En su crónica-ensayo no todo cuadra y sigue habiendo suposiciones y conjeturas (quién estuvo realmente tras el golpe, la actuación de muchos de los implicados y de personajes relevantes de la época…) sin resolver, pero lo que encaja lo hace con la máxima brillantez y cobra un sentido enorme, y a Cercas todavía le queda fuelle para reflexionar sobre las posibilidades de la narrativa para explicar el mundo. Qué tío.

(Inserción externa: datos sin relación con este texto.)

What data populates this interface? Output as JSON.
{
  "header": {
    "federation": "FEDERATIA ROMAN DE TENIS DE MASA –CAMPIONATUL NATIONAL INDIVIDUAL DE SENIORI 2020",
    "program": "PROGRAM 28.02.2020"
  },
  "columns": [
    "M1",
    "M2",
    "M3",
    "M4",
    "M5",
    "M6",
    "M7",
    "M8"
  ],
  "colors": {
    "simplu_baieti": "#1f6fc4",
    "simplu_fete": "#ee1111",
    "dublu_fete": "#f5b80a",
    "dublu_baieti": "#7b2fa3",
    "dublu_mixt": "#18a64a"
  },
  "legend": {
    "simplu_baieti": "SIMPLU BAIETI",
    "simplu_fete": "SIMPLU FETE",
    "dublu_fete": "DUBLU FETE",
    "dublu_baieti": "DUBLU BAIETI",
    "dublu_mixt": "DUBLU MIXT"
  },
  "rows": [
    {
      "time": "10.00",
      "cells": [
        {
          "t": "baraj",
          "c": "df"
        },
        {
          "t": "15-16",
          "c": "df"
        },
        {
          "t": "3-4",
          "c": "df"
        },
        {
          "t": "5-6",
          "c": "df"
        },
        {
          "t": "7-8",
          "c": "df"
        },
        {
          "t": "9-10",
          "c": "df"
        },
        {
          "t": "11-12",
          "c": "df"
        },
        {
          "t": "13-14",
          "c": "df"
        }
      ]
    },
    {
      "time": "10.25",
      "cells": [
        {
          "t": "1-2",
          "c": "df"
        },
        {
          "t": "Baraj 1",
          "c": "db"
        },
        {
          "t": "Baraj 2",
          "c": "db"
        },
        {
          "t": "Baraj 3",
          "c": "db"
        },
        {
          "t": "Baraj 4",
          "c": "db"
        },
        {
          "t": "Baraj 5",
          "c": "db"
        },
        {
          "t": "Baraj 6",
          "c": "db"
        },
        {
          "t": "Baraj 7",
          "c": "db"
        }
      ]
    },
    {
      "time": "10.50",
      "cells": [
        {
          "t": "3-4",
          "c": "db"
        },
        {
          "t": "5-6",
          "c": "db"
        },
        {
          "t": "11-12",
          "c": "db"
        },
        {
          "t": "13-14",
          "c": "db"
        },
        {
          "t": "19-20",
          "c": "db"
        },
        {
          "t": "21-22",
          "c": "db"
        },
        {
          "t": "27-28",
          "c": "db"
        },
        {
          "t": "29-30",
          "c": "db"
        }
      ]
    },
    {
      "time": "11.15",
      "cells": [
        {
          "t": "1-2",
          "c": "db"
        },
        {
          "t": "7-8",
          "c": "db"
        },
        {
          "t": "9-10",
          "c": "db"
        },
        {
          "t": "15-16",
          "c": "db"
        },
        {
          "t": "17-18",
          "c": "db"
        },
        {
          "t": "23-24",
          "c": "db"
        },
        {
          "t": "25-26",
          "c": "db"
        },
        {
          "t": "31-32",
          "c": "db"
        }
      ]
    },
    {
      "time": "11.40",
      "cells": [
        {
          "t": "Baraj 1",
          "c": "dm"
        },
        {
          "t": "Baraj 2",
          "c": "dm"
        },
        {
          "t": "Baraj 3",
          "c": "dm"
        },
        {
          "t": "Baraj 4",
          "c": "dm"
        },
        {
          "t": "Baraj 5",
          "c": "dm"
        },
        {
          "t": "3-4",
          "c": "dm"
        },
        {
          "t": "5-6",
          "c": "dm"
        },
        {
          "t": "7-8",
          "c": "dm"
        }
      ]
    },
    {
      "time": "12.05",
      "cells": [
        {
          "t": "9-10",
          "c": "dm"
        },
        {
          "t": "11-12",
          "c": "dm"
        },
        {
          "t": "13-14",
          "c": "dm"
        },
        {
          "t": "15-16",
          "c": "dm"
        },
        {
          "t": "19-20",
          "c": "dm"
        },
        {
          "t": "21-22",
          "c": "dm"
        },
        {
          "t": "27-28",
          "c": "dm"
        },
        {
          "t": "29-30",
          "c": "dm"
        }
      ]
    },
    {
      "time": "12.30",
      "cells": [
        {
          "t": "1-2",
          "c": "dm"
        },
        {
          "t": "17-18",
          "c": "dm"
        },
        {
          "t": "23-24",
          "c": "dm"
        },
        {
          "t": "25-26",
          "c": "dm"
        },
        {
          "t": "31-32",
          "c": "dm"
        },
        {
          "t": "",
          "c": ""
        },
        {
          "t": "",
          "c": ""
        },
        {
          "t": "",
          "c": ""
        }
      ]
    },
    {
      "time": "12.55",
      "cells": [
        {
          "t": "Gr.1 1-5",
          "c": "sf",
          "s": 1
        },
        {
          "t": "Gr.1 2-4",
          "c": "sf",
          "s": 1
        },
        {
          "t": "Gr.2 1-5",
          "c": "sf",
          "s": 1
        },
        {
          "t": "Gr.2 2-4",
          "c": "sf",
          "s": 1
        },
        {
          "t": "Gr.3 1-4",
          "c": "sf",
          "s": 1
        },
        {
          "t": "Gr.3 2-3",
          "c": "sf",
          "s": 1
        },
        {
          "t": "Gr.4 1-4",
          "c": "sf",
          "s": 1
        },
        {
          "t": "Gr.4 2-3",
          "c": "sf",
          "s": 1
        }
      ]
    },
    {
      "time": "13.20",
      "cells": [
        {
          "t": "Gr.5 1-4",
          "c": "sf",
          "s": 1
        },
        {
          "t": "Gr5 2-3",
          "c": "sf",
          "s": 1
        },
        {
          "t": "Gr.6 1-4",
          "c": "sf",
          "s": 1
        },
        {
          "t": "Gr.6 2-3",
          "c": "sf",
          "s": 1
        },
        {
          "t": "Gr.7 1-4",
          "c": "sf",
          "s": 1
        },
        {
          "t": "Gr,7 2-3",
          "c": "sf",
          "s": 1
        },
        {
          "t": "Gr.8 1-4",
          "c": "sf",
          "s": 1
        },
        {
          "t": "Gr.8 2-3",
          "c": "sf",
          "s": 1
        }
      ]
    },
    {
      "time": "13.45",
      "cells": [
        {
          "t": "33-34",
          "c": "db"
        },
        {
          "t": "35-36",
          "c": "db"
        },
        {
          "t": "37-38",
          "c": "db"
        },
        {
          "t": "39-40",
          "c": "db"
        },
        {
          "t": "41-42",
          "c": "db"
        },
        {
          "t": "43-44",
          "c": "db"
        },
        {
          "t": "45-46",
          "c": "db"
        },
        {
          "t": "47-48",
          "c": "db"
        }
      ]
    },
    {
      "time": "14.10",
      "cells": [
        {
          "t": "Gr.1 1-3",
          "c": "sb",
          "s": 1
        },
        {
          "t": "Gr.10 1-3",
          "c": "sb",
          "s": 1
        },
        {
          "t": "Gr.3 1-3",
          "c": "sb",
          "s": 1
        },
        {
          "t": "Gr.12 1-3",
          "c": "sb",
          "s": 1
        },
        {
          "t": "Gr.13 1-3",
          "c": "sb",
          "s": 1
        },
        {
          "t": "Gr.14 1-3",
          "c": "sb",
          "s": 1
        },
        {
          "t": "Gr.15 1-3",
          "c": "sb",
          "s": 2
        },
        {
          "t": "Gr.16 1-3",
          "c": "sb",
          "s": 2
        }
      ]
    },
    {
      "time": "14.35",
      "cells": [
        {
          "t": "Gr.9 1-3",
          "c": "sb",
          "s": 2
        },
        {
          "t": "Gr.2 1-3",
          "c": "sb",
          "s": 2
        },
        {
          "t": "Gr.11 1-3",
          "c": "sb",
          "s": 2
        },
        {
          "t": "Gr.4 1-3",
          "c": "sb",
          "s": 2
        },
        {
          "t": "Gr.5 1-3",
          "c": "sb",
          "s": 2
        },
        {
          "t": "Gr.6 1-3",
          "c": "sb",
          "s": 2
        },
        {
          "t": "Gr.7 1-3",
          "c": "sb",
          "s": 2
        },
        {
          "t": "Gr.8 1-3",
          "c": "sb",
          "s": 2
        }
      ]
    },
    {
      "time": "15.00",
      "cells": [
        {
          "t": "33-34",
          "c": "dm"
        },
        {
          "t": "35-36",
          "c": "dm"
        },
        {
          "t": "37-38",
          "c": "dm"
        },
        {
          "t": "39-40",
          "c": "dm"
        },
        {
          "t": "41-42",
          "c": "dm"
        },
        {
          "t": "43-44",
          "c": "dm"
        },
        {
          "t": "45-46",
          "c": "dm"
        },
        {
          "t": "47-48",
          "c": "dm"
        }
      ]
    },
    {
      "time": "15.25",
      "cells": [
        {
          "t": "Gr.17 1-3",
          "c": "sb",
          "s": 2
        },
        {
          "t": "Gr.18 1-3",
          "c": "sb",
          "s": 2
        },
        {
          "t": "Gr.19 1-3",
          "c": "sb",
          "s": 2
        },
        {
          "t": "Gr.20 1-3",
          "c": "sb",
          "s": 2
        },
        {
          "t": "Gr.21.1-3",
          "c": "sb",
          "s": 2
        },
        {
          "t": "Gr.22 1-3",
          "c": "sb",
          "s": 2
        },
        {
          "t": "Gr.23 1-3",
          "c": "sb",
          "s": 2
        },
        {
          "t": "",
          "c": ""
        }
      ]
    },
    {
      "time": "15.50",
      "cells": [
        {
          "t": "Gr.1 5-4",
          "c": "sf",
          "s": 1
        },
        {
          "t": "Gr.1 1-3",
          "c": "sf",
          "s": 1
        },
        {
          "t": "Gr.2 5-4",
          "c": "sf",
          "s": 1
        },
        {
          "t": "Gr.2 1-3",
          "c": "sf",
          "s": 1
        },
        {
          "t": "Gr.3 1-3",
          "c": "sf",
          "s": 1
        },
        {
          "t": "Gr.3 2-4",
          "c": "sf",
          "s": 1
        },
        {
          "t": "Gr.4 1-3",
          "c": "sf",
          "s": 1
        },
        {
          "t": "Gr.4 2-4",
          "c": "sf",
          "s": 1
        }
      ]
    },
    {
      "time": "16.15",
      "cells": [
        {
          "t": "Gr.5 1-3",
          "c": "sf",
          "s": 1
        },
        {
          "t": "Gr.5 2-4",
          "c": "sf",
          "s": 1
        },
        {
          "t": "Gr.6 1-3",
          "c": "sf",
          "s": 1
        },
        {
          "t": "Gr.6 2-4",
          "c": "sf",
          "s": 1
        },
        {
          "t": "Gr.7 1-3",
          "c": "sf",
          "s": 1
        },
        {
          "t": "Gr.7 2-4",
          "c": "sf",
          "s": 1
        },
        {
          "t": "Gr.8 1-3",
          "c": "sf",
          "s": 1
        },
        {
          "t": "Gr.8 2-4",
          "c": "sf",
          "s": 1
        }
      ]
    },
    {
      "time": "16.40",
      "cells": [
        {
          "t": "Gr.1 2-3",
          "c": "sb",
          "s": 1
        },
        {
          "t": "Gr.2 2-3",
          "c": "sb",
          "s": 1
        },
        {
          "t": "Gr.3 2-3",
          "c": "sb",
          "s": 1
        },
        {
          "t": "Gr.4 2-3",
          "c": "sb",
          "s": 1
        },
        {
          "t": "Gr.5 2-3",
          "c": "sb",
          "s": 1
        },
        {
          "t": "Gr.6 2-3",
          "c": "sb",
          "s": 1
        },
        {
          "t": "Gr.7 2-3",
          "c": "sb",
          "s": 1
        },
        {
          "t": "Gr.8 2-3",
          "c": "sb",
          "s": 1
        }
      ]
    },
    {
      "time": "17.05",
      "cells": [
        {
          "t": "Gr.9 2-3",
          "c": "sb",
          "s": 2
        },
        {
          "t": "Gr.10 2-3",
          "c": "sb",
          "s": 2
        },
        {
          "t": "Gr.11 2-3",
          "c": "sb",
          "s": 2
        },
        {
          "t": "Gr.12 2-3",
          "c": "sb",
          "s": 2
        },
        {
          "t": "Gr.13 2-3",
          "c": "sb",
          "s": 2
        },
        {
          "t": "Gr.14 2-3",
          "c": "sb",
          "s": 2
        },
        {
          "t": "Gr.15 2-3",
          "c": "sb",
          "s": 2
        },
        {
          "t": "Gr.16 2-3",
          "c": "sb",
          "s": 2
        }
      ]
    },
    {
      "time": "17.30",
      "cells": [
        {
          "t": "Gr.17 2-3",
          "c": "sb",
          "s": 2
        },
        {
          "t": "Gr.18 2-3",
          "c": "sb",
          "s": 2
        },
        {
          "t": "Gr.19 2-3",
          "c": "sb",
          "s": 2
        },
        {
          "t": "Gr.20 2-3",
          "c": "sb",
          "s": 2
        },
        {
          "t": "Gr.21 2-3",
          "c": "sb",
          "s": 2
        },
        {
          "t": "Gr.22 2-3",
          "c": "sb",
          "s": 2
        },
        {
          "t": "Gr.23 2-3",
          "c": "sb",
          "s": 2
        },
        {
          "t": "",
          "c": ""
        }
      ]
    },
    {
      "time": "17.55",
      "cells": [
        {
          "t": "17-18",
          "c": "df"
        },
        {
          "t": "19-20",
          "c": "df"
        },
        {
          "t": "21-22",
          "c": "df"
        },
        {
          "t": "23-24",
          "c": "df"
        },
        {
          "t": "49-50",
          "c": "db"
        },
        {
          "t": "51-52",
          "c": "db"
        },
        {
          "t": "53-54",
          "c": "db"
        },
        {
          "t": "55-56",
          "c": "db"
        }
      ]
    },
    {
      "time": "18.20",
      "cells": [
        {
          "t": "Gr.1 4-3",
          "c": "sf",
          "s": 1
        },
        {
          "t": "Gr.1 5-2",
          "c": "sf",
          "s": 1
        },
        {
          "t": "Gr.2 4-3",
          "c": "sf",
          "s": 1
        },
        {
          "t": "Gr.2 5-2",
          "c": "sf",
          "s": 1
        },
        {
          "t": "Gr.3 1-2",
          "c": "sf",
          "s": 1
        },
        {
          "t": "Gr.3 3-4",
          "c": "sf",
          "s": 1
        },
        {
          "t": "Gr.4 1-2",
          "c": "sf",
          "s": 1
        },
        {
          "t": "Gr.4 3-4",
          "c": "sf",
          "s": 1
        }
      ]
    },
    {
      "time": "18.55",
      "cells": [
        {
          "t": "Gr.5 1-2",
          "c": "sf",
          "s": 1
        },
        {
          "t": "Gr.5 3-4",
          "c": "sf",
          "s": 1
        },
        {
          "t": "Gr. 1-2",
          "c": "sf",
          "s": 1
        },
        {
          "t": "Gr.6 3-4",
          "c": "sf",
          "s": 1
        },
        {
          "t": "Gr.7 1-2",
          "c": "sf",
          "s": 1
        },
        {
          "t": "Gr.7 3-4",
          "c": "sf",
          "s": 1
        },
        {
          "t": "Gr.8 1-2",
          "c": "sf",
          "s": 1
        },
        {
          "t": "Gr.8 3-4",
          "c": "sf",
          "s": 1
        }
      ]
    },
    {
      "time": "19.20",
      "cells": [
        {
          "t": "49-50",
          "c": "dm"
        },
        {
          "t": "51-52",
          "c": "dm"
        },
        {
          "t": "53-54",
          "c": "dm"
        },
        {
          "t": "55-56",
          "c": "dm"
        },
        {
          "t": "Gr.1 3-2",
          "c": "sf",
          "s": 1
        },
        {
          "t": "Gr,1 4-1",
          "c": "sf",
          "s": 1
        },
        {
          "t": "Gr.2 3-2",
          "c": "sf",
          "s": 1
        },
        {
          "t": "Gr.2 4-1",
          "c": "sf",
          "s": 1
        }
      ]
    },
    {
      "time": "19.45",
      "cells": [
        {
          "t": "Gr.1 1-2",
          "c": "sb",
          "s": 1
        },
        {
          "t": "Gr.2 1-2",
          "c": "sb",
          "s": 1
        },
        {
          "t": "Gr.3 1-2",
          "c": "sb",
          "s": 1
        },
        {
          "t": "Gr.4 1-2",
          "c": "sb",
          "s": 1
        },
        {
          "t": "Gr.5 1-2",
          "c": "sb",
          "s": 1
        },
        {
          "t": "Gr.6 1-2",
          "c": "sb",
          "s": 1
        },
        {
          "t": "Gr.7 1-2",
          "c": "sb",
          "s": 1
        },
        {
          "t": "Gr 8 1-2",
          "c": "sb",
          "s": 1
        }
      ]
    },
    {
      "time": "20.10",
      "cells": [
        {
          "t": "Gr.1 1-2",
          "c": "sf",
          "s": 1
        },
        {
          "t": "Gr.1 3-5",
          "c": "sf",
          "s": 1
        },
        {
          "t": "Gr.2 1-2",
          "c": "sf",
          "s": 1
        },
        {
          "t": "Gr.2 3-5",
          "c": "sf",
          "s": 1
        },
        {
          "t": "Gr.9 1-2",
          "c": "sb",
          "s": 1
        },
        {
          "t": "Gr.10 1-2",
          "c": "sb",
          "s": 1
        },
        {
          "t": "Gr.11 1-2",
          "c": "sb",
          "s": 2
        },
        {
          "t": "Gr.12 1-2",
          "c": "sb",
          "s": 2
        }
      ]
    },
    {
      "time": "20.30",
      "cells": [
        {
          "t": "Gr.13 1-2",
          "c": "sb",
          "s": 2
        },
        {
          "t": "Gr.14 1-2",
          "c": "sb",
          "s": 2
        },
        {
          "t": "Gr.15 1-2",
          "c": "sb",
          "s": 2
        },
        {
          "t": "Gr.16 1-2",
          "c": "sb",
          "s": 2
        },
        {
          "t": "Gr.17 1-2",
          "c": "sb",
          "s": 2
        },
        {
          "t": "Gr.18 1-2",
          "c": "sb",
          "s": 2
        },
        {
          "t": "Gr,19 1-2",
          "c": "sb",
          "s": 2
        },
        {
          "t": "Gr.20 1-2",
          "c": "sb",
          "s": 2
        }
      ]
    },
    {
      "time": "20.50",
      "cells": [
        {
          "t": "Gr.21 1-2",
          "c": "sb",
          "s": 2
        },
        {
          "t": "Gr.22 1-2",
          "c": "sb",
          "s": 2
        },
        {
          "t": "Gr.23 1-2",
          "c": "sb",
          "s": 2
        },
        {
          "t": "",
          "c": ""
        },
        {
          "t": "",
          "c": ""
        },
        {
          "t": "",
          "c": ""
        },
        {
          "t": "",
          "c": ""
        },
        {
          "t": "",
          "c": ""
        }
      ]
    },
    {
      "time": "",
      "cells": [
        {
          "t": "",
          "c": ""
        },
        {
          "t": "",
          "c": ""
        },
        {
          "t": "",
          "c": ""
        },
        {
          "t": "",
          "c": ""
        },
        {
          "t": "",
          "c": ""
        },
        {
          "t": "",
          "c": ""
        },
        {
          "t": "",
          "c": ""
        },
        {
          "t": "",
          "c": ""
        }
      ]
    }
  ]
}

Anatomía de un instante es un libro necesario, brillante, fabulosamente escrito y con una virtud principal: recupera hechos recientes (aunque parezca que ha pasado un millón de años) que muchos han olvidado o querido olvidar, y que otros tantos no conocen. Ahora que la penosa campaña para las elecciones europeas nos ha recordado qué clase política padecemos (probablemente la que nos merecemos), viene muy bien que nos recuerden que no hemos inventado la pólvora y que no somos mejores que quienes -con sus virtudes y defectos- mandaron aquí hace treinta años y, mal que bien, se las arreglaron para que pasáramos de una dictadura a una democracia sin matarnos. Que en España, no es poco.